Chelsea, however, are part of Europe’s relegation-proof elite, with regular access to UEFA’s Champions League income, a big stadium, global partners and the ability to sell players for large sums of money, too. That is why their bankers, Raine, the same guys retained by United, were able to persuade four different US syndicates, and British billionaire (and United fan) Sir Jim Ratcliffe, that Chelsea were worth a multiple of about six times their revenue.

Pinto believes United are more like a top NFL team, which is why he is valuing them at close to £5.5bn.

“The shift in US/UK interest rates will affect this a little bit — we’re now 10 per cent off (the pound’s) bottom — but United are just a much, much bigger club than Chelsea and Liverpool,” he explains. “Their fanbase is twice the size of Liverpool’s and about four times the size of Chelsea’s.”

His opinion, by the way, not The Athletic’s!

Roger Bell is the co-founder of UK-based financial analysis firm Vysyble. It uses a formula called economic profit to assess businesses that take into account the opportunity cost of not doing something else with your money, like investing it in the stock market, bonds or gold. If Pinto is the bull, Bell is the bear.

“Newcastle United were sold for circa £300m and, given the economics of the club, you can just about understand how that number has come about,” says Bell.

“I am not as sure the same could be said of the Chelsea valuation (£2.5bn), despite Todd Boehly’s formidable business track record. I suspect that given that transaction, on a relative valuation basis, the owners of Liverpool and Manchester United see a way out.

“Last season, Manchester United made an economic loss of £146m, with invested capital brought forward of just over £900m. In the short term, the profit and loss account doesn’t change much and the cash flows don’t change either.

“But someone, on an apparently relative basis, is going to purchase the club for £5bn? Assuming they want to be value neutral, the growth assumptions have to be very ambitious. Either that or you have to believe that marketing benefit is worth the rather large economic losses.”

Nourry is also a little sceptical about some of the numbers that have been floated for United’s valuation.

“The revenue-multiplier purists will be quick to point out that Manchester United’s 2021 revenues were superior to Chelsea’s only by circa £59m,” he notes.

“But using Chelsea as a yardstick is complicated by the fact that the generally quoted figure of £4.25bn includes £1.75bn in future investment commitments, mainly for a new stadium. It will arguably be easier for United-focused investors to attempt to structure a similar deal for them than Liverpool because there is a clearer need for investment at Old Trafford than there is at Anfield.
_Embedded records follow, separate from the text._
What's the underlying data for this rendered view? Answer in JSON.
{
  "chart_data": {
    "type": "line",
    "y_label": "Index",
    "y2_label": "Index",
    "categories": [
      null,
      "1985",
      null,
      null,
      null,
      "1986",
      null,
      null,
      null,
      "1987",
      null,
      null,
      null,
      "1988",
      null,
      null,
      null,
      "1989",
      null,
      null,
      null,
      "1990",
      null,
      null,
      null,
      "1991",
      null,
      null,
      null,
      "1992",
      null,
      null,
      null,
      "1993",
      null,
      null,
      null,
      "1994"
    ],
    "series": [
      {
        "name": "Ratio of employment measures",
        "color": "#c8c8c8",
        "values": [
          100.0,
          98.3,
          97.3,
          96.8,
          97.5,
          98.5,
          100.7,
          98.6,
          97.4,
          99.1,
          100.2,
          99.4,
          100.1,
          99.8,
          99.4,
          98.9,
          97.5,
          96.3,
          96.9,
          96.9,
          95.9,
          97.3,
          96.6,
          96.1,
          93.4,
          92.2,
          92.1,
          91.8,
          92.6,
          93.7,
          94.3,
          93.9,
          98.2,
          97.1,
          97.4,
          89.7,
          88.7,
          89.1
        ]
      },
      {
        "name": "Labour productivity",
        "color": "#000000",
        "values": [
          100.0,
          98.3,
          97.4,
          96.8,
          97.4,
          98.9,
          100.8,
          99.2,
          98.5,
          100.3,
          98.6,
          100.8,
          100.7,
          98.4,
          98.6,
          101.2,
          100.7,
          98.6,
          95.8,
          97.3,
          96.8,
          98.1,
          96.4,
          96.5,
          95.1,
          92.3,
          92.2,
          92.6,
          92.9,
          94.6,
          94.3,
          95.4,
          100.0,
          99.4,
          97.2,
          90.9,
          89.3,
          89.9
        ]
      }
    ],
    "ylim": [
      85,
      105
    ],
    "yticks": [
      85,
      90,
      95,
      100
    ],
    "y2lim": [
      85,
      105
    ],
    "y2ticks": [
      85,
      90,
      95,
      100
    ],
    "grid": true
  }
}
“There is also the reality that there is a poorer public, fan and media perception of the Glazers than of FSG. That may work against the Glazers should an interested party make a public declaration that their offer includes several billion pounds to invest in infrastructure.”
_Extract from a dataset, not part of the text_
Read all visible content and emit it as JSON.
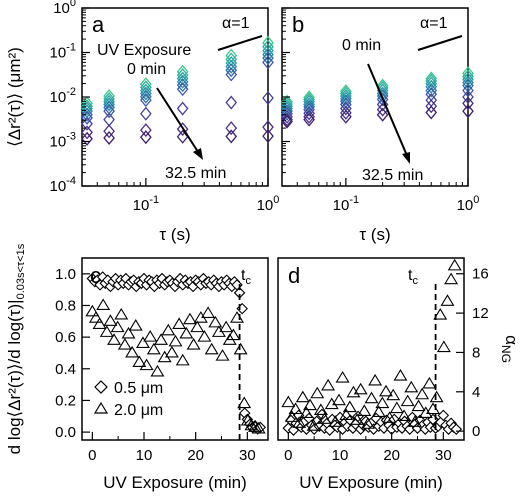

Saint-Denis is another who thinks the relative prospects of Anfield and Old Trafford will be key considerations in this debate.
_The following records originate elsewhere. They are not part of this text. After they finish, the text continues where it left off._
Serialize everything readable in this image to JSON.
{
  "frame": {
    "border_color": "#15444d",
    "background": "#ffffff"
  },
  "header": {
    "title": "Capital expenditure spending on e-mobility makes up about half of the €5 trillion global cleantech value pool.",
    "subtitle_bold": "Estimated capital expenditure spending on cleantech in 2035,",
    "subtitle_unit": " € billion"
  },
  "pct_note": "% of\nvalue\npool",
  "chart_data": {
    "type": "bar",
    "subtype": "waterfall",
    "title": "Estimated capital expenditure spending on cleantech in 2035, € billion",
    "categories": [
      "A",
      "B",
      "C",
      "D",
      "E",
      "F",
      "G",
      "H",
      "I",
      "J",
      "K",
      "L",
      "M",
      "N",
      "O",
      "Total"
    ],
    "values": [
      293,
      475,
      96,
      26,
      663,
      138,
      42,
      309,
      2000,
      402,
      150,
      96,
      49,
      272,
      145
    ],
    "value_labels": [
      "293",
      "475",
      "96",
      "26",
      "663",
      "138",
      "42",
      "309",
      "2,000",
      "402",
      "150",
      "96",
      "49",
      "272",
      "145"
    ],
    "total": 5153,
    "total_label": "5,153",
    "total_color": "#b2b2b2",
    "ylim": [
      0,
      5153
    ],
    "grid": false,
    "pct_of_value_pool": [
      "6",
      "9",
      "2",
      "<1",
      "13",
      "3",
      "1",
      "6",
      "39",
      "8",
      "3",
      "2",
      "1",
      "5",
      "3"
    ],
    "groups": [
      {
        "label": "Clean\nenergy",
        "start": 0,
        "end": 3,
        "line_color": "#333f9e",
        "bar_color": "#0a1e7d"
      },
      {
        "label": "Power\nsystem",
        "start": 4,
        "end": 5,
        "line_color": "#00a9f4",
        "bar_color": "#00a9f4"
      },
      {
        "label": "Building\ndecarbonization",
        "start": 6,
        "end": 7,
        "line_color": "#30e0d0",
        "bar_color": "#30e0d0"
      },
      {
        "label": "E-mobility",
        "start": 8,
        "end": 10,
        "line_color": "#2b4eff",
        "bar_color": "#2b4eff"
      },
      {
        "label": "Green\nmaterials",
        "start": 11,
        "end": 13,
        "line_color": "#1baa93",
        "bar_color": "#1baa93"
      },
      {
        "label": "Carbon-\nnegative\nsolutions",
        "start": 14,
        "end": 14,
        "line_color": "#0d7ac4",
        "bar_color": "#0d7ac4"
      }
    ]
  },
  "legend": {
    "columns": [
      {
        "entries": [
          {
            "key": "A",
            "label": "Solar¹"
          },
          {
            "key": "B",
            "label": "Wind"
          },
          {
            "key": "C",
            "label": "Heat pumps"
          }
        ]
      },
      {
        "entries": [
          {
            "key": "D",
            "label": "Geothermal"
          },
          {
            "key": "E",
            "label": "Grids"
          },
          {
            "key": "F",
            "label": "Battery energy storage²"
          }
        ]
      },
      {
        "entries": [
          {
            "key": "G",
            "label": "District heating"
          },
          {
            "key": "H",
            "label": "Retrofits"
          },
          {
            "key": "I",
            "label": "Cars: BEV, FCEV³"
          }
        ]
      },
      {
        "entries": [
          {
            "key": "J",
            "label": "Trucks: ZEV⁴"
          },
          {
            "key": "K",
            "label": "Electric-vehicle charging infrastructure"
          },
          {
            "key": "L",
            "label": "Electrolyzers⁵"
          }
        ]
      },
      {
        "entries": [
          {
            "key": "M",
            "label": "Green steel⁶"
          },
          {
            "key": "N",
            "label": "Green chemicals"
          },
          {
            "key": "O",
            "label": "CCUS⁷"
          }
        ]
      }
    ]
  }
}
“US investors will look at the venues and see what type of capital investment is needed over the next five to 10 years,” he says. “This was part of the Chelsea valuation and it will no doubt be factored into a decision to purchase either of these unique assets.

“But I expect the number of bidders to be quite high and the bidding to be robust — if you miss this window you likely won’t get another bite at these apples.”

Emotion and ego will undoubtedly play a part in the process but how high that bidding goes will most likely hinge on what the bidders find in the data rooms. As Nourry points out, the key questions will be how many fans do the clubs really have — as in, have genuine business relationships with — and how many more fans could they be transacting with if they were run by people who know what they are doing?

In truth, we are all stumbling around in the dark here. Nobody really knows how much these clubs are worth until someone ponies up the cash.

But it does seem somehow in keeping with the times that the great Liverpool versus Manchester United debate will be settled by the amount of money that entrepreneurs, most likely from the US, are willing to invest on this new-fangled football thing.